CFOs can often take a cautious approach to accept new technologies but data and analytics professionals can support them with really understanding the benefits of implementing these solutions into their business.
According to a study by Gartner, after a significantly disruptive year, CFOs seem to be prepared to invest in projects that enable the implementation of new analytics and automation technologies. There are two key reasons for this transformation:
-Looking specifically at finance, where analytics information on certain metrics is valuable, there is a demand for more innovative analytics to enhance performance.
-RPA technology is an automotive solution that eliminates manual tasks that can’t be integrated. Repetitive tasks can be a problem for finance, where a mix of various systems can be difficult to integrate.
While reports suggest that analytics and services like RPA are regarded as top priorities, there is also a level of the hesitancy of CFOs to invest in these new technologies. In the same survey by Gartner, nearly 80% of CFOs stated that they had some doubt they would reach their goals in advanced analytics and over 50% showed concern with reaching goals by implementing RPA.
These figures are a little concerning for the IT industry. The feelings in the finance department can influence other sections of a business. CFOs also hold a lot of control over which IT projects to implement and what tools to use in a business.
What are the key steps IT leaders can take to ensure that CFOs are supportive of analytics and other innovative digital projects?
Clear project success
Creating short term projects that have clear, achievable goals and returns on investment will demonstrate success and build confidence for the long-term implementation of new services.
Understand strengths and weaknesses of users
In terms of finance, the team require more analytics but it is relatively easy to get overwhelmed with all the information and lose sight of the bigger picture. For example, users can explore financial results, but yet still lack a clear understanding of key elements that influence the bottom line.
The customer service team may utilise analytics to explore which customers are satisfied. This is useful in determining customer attrition and predicting which groups are likely to be long-term customers. Similarly, manufacturing teams can use analytics to understand equipment downtime before it may happen, which maintains productivity and reduce expensive periods of downtime.

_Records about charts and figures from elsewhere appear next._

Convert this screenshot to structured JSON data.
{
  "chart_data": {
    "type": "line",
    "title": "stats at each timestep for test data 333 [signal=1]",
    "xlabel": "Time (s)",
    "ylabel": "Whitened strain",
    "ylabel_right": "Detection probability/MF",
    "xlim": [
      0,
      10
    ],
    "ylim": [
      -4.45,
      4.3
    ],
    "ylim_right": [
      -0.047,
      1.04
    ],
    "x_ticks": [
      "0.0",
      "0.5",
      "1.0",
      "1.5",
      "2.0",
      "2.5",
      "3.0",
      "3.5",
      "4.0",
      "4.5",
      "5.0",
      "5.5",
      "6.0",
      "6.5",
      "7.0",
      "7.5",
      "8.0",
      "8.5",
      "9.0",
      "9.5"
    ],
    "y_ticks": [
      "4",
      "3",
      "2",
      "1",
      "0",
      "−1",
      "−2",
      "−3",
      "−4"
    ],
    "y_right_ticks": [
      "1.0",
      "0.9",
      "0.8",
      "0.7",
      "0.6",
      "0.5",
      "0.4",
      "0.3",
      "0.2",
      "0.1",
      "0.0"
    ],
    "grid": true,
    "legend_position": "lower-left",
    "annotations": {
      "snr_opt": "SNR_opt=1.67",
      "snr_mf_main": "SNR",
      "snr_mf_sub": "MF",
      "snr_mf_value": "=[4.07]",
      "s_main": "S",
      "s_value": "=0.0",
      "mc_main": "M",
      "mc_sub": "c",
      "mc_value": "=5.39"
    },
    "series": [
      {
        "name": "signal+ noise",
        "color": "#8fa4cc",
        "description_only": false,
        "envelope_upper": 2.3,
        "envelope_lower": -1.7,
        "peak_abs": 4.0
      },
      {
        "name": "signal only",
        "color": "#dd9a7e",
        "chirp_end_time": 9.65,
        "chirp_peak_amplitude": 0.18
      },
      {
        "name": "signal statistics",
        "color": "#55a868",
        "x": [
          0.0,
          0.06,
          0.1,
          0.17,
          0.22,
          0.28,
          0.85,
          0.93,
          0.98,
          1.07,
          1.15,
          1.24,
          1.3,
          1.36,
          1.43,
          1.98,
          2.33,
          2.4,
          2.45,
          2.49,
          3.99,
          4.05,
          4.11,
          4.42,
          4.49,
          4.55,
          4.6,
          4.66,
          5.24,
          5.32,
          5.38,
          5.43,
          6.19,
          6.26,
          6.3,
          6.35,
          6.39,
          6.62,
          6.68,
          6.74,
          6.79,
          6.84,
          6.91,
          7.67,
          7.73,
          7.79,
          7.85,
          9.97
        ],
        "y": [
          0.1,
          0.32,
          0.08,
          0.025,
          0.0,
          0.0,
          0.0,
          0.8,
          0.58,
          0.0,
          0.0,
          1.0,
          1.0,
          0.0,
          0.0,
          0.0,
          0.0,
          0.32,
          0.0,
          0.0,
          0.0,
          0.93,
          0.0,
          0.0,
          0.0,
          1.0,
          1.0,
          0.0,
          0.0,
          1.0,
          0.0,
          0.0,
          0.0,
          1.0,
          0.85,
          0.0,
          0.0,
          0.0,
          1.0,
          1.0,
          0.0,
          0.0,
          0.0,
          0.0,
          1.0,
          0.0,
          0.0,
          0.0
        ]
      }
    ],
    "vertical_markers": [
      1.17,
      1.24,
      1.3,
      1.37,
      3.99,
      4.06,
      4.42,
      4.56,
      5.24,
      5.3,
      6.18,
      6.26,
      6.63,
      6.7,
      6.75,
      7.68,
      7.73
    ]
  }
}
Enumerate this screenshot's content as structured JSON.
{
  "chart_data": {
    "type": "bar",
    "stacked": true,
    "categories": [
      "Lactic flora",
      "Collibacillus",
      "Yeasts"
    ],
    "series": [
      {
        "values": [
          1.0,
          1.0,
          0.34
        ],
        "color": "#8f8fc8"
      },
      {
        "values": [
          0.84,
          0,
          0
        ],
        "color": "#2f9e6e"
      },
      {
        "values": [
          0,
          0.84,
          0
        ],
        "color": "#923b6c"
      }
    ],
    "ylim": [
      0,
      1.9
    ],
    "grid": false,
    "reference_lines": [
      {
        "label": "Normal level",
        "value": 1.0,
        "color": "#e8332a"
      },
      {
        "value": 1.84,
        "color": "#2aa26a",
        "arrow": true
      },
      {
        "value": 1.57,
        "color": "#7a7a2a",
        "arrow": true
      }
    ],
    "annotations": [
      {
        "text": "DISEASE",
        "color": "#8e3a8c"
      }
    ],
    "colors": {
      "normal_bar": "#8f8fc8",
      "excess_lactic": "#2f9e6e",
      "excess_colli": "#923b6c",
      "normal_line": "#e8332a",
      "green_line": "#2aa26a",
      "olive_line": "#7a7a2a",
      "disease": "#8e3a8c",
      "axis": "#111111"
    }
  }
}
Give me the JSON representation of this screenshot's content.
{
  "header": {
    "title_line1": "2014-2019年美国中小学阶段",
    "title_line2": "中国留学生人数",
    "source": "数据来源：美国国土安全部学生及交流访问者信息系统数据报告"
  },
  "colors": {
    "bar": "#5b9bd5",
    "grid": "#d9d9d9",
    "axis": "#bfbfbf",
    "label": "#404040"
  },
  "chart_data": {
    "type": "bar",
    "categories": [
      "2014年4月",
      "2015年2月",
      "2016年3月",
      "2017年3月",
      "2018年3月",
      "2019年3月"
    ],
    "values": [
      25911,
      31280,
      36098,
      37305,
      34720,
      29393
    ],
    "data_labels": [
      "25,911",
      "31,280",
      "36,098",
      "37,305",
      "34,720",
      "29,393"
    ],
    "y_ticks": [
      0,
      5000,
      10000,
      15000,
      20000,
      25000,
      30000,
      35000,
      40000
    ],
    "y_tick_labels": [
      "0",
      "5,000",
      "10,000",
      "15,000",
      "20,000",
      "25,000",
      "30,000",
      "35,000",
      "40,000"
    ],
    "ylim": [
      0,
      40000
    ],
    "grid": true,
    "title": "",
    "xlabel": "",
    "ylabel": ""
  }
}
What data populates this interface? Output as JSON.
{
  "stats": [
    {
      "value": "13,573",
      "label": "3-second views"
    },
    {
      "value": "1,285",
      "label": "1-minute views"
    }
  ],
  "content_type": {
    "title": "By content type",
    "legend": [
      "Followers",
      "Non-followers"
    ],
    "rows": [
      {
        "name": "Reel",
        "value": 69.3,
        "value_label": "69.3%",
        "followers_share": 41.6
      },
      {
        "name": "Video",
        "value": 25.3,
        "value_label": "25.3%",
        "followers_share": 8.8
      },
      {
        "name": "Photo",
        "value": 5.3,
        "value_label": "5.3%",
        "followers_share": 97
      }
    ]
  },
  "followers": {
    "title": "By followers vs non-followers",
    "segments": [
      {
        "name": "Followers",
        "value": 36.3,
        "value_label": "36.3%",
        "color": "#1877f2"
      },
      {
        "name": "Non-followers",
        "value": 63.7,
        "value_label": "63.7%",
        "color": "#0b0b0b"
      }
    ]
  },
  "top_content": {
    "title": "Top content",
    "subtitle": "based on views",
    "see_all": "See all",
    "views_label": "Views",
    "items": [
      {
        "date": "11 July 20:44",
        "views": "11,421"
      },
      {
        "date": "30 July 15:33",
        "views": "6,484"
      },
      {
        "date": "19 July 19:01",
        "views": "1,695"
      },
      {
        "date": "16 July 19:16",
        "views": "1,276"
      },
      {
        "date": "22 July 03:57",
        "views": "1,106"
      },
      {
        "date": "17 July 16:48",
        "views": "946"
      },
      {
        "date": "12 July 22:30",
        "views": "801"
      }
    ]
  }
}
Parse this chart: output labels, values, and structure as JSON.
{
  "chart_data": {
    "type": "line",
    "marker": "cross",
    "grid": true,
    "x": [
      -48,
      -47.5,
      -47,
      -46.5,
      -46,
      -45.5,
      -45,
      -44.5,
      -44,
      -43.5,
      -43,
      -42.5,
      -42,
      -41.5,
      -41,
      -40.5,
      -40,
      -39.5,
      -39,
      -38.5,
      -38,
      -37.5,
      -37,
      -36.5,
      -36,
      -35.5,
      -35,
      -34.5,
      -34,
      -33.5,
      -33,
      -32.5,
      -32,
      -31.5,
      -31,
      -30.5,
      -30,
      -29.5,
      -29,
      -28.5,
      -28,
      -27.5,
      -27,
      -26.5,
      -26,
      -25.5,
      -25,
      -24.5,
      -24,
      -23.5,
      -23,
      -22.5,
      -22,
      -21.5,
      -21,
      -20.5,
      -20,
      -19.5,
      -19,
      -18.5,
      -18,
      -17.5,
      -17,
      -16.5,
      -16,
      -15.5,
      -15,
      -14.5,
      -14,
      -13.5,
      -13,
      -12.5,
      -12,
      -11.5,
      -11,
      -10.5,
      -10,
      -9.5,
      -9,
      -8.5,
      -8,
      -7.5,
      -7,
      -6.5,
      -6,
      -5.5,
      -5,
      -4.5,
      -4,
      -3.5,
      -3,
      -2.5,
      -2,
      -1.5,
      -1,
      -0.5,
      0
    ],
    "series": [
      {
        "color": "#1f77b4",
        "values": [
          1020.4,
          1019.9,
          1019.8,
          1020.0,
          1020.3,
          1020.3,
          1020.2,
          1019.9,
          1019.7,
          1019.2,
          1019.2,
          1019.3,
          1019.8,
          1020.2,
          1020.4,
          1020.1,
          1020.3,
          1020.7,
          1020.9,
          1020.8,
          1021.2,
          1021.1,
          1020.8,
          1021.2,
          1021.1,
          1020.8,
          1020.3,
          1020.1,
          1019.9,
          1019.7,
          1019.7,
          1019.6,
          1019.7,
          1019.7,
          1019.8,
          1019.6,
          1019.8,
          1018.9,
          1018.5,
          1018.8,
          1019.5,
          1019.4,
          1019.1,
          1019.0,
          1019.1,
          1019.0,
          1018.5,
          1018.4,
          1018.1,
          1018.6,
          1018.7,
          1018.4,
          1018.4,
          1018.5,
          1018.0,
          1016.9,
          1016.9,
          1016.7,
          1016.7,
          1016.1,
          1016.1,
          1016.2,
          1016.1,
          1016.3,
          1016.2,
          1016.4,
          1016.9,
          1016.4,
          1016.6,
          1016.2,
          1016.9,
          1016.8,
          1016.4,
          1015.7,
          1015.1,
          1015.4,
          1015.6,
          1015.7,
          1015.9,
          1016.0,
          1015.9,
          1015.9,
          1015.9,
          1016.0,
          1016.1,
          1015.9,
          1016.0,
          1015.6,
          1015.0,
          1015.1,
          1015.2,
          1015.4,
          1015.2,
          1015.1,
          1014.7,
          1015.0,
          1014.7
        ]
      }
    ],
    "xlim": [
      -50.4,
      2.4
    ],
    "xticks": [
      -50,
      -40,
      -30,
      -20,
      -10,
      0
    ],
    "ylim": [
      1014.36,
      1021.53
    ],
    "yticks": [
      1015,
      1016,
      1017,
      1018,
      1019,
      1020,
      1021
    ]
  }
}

There are two examples of how analytics can influence financial health and highlight areas that may be overlooked. If IT teams can utilise these solutions with finance, CFOs would understand the real value and be more likely to accept these projects.
RPA isn’t the only technique available to reduce repetitive work
RPA isn’t the only way of eliminating repetitive work but represent one of the clearest ways for finance to understand the benefits of applying automation to its workload. Automation and eliminating repetitive work can happen in multiple areas of a business by applying automation technologies that differ from RPA.
This is somewhere where IT teams can present clear defined business cases, with an explanation of the technology and the resulting ROI from applying these solutions.
Why is this important?
The ultimate goal is to ensure the CFO is connected with how big data, analytics and automation can be applied in the company to generate better results and revenue. While there is always a level of risk and uncertainty with new projects, having the CFO and other business units in support and invested in the success of the project is a big step in enabling a successful implementation.